An accurate measurement of parity violation was made in Boulder in 1997. Two years later, the same team measured the strength of the parity violating weak interaction in a caesium atom when they determined the value of Qw - the weak charge of the nucleus - to a precision of better than 1%. This experiment measured how quickly the electric field of a laser beam could excite caesium atoms from the 6S ground state to the 7S excited state – a transition strictly forbidden by symmetry. The researchers found a deviation between the experimentally observed value and the theoretical value expected in the Standard Model. This deviation was large enough to imply physics beyond the Standard Model.

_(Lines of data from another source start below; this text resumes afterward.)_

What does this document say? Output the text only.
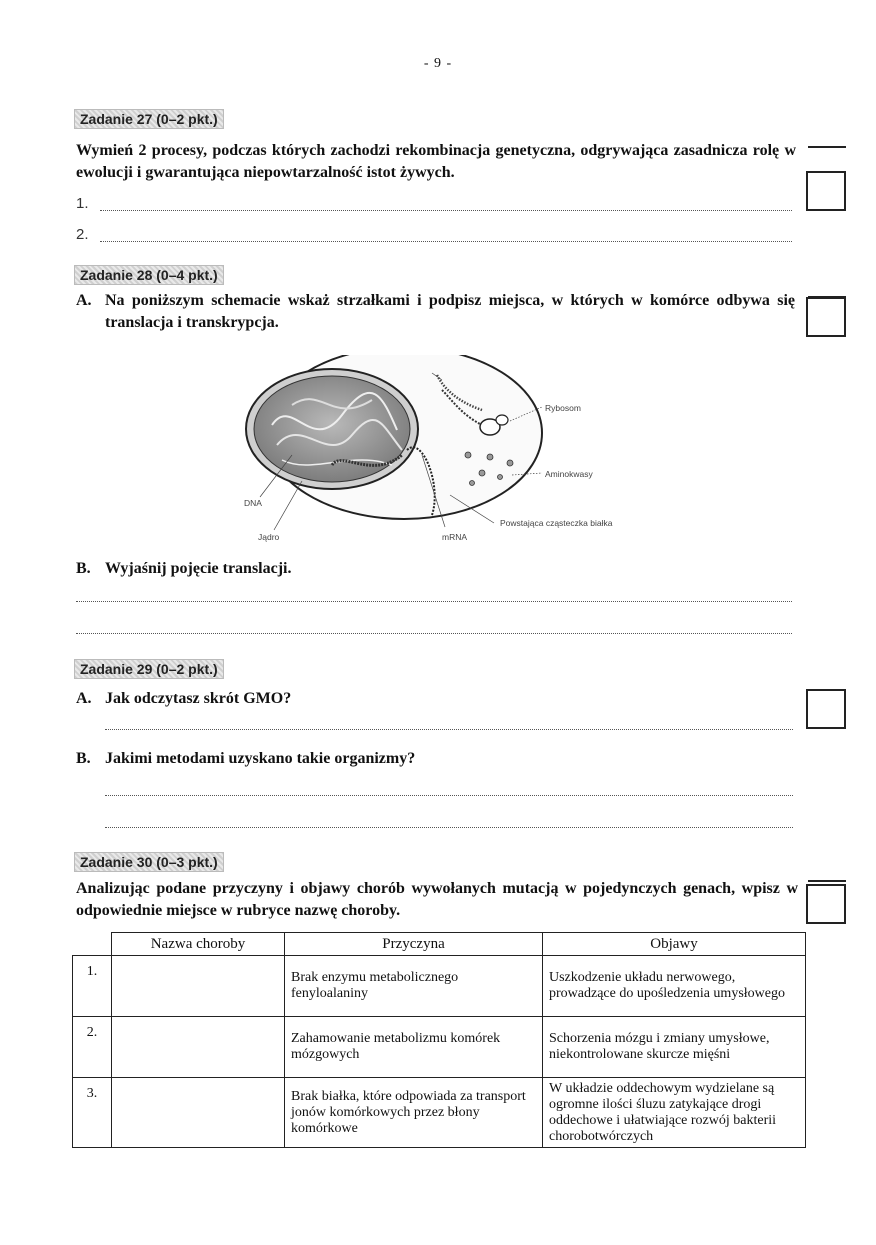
- 9 -
Zadanie 27 (0–2 pkt.)
Wymień 2 procesy, podczas których zachodzi rekombinacja genetyczna, odgrywająca zasadnicza rolę w ewolucji i gwarantująca niepowtarzalność istot żywych.
1.
2.
Zadanie 28 (0–4 pkt.)
A. Na poniższym schemacie wskaż strzałkami i podpisz miejsca, w których w komórce odbywa się translacja i transkrypcja.
Rybosom
Aminokwasy
Powstająca cząsteczka białka
DNA
Jądro	mRNA
B. Wyjaśnij pojęcie translacji.
Zadanie 29 (0–2 pkt.)
A. Jak odczytasz skrót GMO?
B. Jakimi metodami uzyskano takie organizmy?
Zadanie 30 (0–3 pkt.)
Analizując podane przyczyny i objawy chorób wywołanych mutacją w pojedynczych genach, wpisz w odpowiednie miejsce w rubryce nazwę choroby.
	Nazwa choroby	Przyczyna	Objawy
1.		Brak enzymu metabolicznego fenyloalaniny	Uszkodzenie układu nerwowego, prowadzące do upośledzenia umysłowego
2.		Zahamowanie metabolizmu komórek mózgowych	Schorzenia mózgu i zmiany umysłowe, niekontrolowane skurcze mięśni
3.		Brak białka, które odpowiada za transport jonów komórkowych przez błony komórkowe	W układzie oddechowym wydzielane są ogromne ilości śluzu zatykające drogi oddechowe i ułatwiające rozwój bakterii chorobotwórczych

Now, Marie-Anne Bouchiat and colleagues at the Laboratoire Kastler Brossel in Paris and the Institute for Physical Research in Armenia have performed an independent measurement using an entirely new method to cross-check the Boulder result. Bouchiat and co-workers used a polarized laser beam to excite atoms from the 6S ground state to the 7S excited state in an electric field and found that there was an angular “atomic anisotropy” in the 7S states which violates parity. The researchers then looked at the transition from the excited 7S to 6P states –the transition following the 6S to 7S - using a “stimulation emission” technique which amplified the resonance of this allowed transition (see figure). The size of this amplification is used to determine the anisotropy coming from the excited vapour atoms that have violated parity.

Using their method the team was able to measure atomic parity violation to an accuracy of 9% but it hopes to achieve a precision of 1%in future experiments.